Appeared in:
- San Fernando Valley Sierra Club newsletter as The Dirt on Laundry Detergents, Nov 2008 & July 2009.
- Orange Coast Voice as Dirty Detergent: Your laundry may not be so clean, July 2008, page 11.
The Dirt on Laundry Detergents
by Sarah S. Mosko, Ph.D.

Not so clean: Human health issues arise because exposure to laundry products is continuous in most households.
As your fluffy, sweet-smelling, spotless laundry comes tumbling out of the dryer, images of oil rigs and synthetic chemical fabric residues probably never cross your mind. But today’s mainstream laundry detergents are heavily laden with man-made petro-chemicals, some representing risks to aquatic life and human health.
Historically, soaps were made by simply heating plant or animal oils with wood ashes, a strong alkali.
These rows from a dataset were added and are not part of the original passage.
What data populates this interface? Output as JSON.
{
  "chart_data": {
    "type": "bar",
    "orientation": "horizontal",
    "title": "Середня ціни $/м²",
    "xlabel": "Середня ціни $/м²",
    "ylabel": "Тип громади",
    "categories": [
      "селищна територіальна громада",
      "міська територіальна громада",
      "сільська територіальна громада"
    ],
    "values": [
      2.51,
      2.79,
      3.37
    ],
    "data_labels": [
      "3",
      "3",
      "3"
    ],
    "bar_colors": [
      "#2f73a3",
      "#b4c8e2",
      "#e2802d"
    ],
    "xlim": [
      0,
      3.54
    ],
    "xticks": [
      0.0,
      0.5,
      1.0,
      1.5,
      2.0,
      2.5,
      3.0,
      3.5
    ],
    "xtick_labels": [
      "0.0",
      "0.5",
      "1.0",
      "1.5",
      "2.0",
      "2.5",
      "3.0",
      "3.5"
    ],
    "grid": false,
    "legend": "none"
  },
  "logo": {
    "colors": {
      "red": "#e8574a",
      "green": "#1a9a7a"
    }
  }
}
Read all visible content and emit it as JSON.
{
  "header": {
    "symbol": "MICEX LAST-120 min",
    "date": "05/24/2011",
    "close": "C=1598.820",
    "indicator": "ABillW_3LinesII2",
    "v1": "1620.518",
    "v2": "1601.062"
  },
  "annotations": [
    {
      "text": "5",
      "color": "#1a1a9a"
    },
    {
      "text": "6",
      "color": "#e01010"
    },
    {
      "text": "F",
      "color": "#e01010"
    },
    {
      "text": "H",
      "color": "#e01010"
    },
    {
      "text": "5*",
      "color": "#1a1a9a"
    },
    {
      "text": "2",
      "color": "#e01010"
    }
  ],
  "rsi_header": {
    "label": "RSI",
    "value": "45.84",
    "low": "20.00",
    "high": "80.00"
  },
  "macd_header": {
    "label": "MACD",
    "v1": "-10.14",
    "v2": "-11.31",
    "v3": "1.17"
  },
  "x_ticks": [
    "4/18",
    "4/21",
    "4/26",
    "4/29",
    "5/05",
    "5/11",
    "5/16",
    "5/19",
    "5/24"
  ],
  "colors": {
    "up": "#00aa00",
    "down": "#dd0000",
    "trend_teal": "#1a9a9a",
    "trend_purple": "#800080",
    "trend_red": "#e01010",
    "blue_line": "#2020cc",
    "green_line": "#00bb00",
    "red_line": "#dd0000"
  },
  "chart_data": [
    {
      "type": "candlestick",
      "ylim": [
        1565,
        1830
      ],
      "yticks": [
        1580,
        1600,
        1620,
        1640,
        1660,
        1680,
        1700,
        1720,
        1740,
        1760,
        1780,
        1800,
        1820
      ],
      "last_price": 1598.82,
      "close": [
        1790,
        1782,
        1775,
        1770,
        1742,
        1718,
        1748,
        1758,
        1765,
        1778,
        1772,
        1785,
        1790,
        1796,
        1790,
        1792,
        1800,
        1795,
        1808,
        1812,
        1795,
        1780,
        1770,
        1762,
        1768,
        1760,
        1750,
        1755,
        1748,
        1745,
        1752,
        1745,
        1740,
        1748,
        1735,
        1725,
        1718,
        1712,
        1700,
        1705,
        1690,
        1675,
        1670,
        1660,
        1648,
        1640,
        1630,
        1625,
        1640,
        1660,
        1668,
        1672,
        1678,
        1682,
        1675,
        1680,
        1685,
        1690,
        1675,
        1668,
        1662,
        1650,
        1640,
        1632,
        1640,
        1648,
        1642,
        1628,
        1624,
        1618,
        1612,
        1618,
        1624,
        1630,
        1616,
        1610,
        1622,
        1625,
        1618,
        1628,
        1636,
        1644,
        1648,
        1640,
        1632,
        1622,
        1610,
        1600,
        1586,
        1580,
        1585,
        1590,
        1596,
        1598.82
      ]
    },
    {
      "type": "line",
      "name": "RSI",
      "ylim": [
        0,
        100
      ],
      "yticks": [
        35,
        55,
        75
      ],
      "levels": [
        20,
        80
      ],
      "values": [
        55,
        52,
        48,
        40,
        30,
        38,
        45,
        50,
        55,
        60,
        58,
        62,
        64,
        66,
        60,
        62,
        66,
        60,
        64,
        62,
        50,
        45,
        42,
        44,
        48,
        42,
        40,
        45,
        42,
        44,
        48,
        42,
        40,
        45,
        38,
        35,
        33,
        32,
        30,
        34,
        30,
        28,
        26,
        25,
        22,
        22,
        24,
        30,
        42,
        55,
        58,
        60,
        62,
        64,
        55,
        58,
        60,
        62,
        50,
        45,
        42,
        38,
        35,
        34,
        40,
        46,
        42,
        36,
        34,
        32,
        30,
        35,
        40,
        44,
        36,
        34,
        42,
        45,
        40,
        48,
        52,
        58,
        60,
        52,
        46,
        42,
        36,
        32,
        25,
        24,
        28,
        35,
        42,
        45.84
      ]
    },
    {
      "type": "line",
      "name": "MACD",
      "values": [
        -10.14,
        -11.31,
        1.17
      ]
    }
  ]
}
The result is a two-ended compound called a surfactant that can rout out greasy soils because the oil-loving (lipophylic) end is attracted to oily dirt, budging it out of the fabric, while the water-loving (hydrophilic) end is attracted to the water, keeping the lifted dirt in the wash water.
A scarcity of such oils in WWII fostered the birth of synthetic laundry detergents (LDs) based instead on cheaper, petroleum-based surfactants that now dominate the market. The most common ones today are LAS (linear alkylbenzene sulphonate) and AS (alkyl sulphates).